Thursday, October 5, 2017

Finding the Strength in Your Writing Weakness

Are you a storyteller or a wordsmith? 

I've noticed lately in my reading that some people truly excel at story, like Frank Baum of Wizard of Oz fame, or Rick Riordan of the Percy Jackson series; and others weave words like master artisans in the households of kings, like Libba Bray of Going Bovine and A Great and Terrible Beauty, or Gayle Forman of If I Stay, or my critique partners. ;)

Of course, it would be nice to have it all, but nobody starts out that way. That's why we call writing our craft.

So which part of our craft is your strong suit? Storytelling, with its plot structure, twists, and revelations? Or wordsmithing (how can that not be a real word?), with its heart-piercing phraseology and dew-from-heaven gloriousness?

It's an important question because the answer can tell you where you need to focus your practice. 
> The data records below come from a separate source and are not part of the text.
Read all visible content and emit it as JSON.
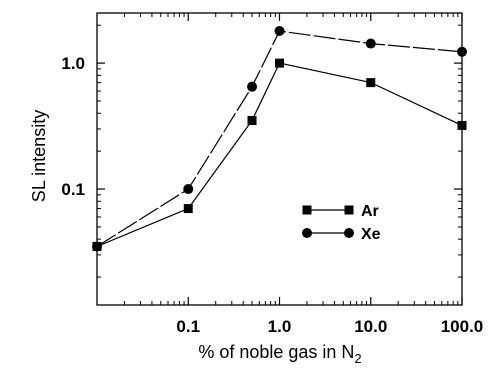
{
  "chart_data": {
    "type": "line",
    "xlabel": "% of noble gas in N",
    "xlabel_subscript": "2",
    "ylabel": "SL intensity",
    "xscale": "log",
    "yscale": "log",
    "xlim": [
      0.01,
      100
    ],
    "ylim": [
      0.012,
      2.5
    ],
    "xticks": [
      {
        "value": 0.1,
        "label": "0.1"
      },
      {
        "value": 1,
        "label": "1.0"
      },
      {
        "value": 10,
        "label": "10.0"
      },
      {
        "value": 100,
        "label": "100.0"
      }
    ],
    "yticks": [
      {
        "value": 0.1,
        "label": "0.1"
      },
      {
        "value": 1,
        "label": "1.0"
      }
    ],
    "grid": false,
    "legend_position": "center-right",
    "series": [
      {
        "name": "Ar",
        "marker": "square",
        "line": "solid",
        "x": [
          0.01,
          0.1,
          0.5,
          1,
          10,
          100
        ],
        "y": [
          0.035,
          0.07,
          0.35,
          1.0,
          0.7,
          0.32
        ]
      },
      {
        "name": "Xe",
        "marker": "circle",
        "line": "dashed",
        "x": [
          0.01,
          0.1,
          0.5,
          1,
          10,
          100
        ],
        "y": [
          0.035,
          0.1,
          0.65,
          1.8,
          1.43,
          1.23
        ]
      }
    ]
  }
}
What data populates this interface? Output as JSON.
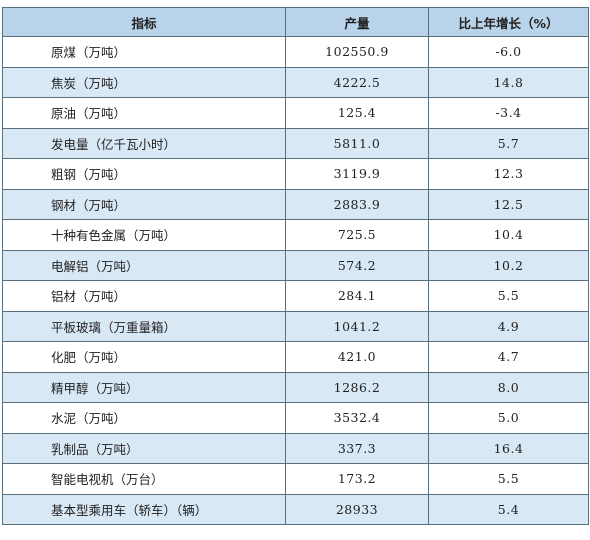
{
  "header": {
    "col_indicator": "指标",
    "col_output": "产量",
    "col_growth": "比上年增长（%）"
  },
  "rows": [
    {
      "name": "原煤（万吨）",
      "output": "102550.9",
      "growth": "-6.0"
    },
    {
      "name": "焦炭（万吨）",
      "output": "4222.5",
      "growth": "14.8"
    },
    {
      "name": "原油（万吨）",
      "output": "125.4",
      "growth": "-3.4"
    },
    {
      "name": "发电量（亿千瓦小时）",
      "output": "5811.0",
      "growth": "5.7"
    },
    {
      "name": "粗钢（万吨）",
      "output": "3119.9",
      "growth": "12.3"
    },
    {
      "name": "钢材（万吨）",
      "output": "2883.9",
      "growth": "12.5"
    },
    {
      "name": "十种有色金属（万吨）",
      "output": "725.5",
      "growth": "10.4"
    },
    {
      "name": "电解铝（万吨）",
      "output": "574.2",
      "growth": "10.2"
    },
    {
      "name": "铝材（万吨）",
      "output": "284.1",
      "growth": "5.5"
    },
    {
      "name": "平板玻璃（万重量箱）",
      "output": "1041.2",
      "growth": "4.9"
    },
    {
      "name": "化肥（万吨）",
      "output": "421.0",
      "growth": "4.7"
    },
    {
      "name": "精甲醇（万吨）",
      "output": "1286.2",
      "growth": "8.0"
    },
    {
      "name": "水泥（万吨）",
      "output": "3532.4",
      "growth": "5.0"
    },
    {
      "name": "乳制品（万吨）",
      "output": "337.3",
      "growth": "16.4"
    },
    {
      "name": "智能电视机（万台）",
      "output": "173.2",
      "growth": "5.5"
    },
    {
      "name": "基本型乘用车（轿车）（辆）",
      "output": "28933",
      "growth": "5.4"
    }
  ]
}
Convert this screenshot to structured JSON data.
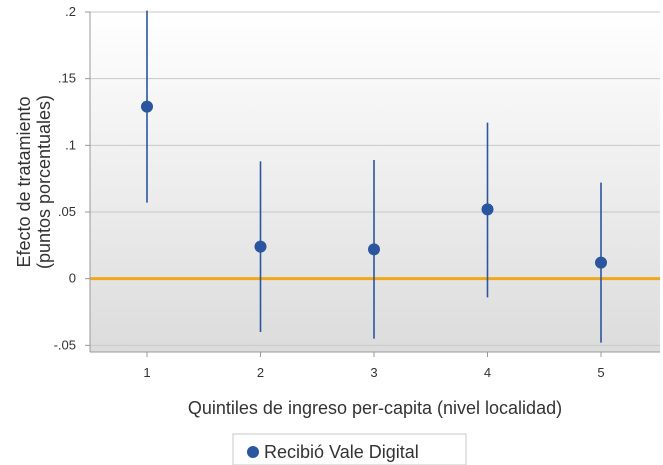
{
  "chart_data": {
    "type": "scatter",
    "subtype": "point-estimate-with-confidence-intervals",
    "x_categories": [
      "1",
      "2",
      "3",
      "4",
      "5"
    ],
    "series": [
      {
        "name": "Recibió Vale Digital",
        "estimates": [
          0.129,
          0.024,
          0.022,
          0.052,
          0.012
        ],
        "ci_lower": [
          0.057,
          -0.04,
          -0.045,
          -0.014,
          -0.048
        ],
        "ci_upper": [
          0.201,
          0.088,
          0.089,
          0.117,
          0.072
        ]
      }
    ],
    "xlabel": "Quintiles de ingreso per-capita (nivel localidad)",
    "ylabel_line1": "Efecto de tratamiento",
    "ylabel_line2": "(puntos porcentuales)",
    "y_ticks": [
      ".2",
      ".15",
      ".1",
      ".05",
      "0",
      "-.05"
    ],
    "y_tick_values": [
      0.2,
      0.15,
      0.1,
      0.05,
      0,
      -0.05
    ],
    "ylim": [
      -0.055,
      0.2
    ],
    "reference_line_y": 0,
    "grid": true,
    "legend_position": "bottom-center",
    "colors": {
      "point": "#2a56a0",
      "ci_line": "#2a56a0",
      "reference_line": "#f0a818",
      "grid": "#c8c8c8",
      "background_top": "#ffffff",
      "background_bottom": "#dcdcdc",
      "axis": "#999999",
      "text": "#333333"
    }
  }
}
Me, for instance. I've got wordplay down to an art. Okay not really, but I became a writer because people told me I write well, not because people said I come up with the most air-tight plots ever. So I fall in with the wordsmith lot. For me, this means my current focus has to be plot. And not just plot. Storytelling includes characterization and setting, so you can see I have my work cut out for me.

My 3-year-old is a wordsmith already. Aw!

Knowing where my strengths lie as a writer gives me focus, but it also reminds me to allow myself a little failure in my weak areas. 

It's okay if my first draft is filled with plot holes. For me, revision is less about crafting perfect sentences and more about re-imagining the story... over and over again, until it all fits. And, of course, since this is my cross to bear I think storytelling is much harder than spinning beautiful phrases. Which is more difficult for you?

Now you know what to work on this weekend.